Laser chips promise faster, greener indoor wireless at gigabit speeds

Indoor wireless is hitting limits as more devices crowd the same spectrum. Streaming, video calls, and smart home gear are pushing networks harder while power use rises. A new class of laser chips offers a different path by moving data onto light.

Researchers built a chip-scale optical link that delivers ultra-fast indoor connections with lower energy use. Instead of broadcasting signals widely, it sends data through controlled infrared beams, opening more usable capacity while avoiding interference in dense spaces.

At the core is a chip with 25 microscopic lasers, each carrying its own stream. Working in parallel, they push throughput far beyond a single source. In testing, the setup reached more than 360 gigabits per second across a short indoor link.

The gains are not just speed. Power use drops significantly, offering a more efficient way to handle rising demand.

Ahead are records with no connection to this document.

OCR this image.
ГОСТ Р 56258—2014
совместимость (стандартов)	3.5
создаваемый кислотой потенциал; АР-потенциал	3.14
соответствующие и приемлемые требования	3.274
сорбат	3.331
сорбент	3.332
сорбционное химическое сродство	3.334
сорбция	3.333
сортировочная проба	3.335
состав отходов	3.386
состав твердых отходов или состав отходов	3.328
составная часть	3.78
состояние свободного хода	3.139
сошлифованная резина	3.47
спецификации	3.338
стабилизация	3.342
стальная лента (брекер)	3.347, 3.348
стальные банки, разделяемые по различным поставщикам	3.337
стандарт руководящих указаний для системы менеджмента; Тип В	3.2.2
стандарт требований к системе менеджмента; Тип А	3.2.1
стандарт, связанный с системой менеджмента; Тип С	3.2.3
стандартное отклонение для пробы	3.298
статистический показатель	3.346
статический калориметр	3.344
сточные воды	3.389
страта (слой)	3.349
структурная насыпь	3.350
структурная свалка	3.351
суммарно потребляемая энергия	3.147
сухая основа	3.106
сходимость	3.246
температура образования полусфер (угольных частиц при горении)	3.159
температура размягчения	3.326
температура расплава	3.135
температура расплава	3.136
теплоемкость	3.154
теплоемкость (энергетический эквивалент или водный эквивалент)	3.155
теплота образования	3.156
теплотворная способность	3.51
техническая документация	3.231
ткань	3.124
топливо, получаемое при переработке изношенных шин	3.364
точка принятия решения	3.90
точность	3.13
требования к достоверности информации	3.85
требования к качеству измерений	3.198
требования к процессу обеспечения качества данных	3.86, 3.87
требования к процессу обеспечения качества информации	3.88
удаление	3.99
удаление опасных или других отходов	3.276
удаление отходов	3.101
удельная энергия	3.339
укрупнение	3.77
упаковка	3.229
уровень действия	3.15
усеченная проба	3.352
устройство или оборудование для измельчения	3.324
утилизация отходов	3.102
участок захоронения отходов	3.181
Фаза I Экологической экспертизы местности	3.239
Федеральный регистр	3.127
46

Laser array proves the speed

Performance comes from a 5 by 5 array of vertical-cavity surface-emitting lasers, each acting as its own high-speed channel.

In tests over two meters, individual lasers delivered about 13 to 19 gigabits per second. With 21 active channels, total throughput reached 362.7 gigabits per second, among the fastest chip-scale optical results so far.

The limit came from the receiver hardware, not the transmitter, suggesting higher speeds are possible with better components.

A custom optical setup also shapes each beam into a defined square, limiting overlap so multiple links can run side by side without interference.

Why light changes the equation

Radio networks struggle in crowded spaces where signals interfere and capacity gets stretched. Light avoids those limits by offering more bandwidth and precise control over where signals go.

Instead of blanketing a room, the system creates a grid of targeted beams with minimal spillover. Measurements show uniform coverage across the target area, helping maintain stable performance for multiple devices.

The setup runs at about 1.4 nanojoules per bit, roughly half that of comparable Wi-Fi systems. The tradeoff is range, as the current setup works over short distances and depends on line of sight.

Where this goes next

This approach is meant to complement existing networks by offloading heavy traffic in high-demand indoor spaces.

The hardware fits on a sub-millimeter chip built with standard processes, making integration into fixtures or access points plausible, though no commercial timeline is given.

As demand rises, combining radio and light-based links could become standard, with laser systems handling the heaviest traffic.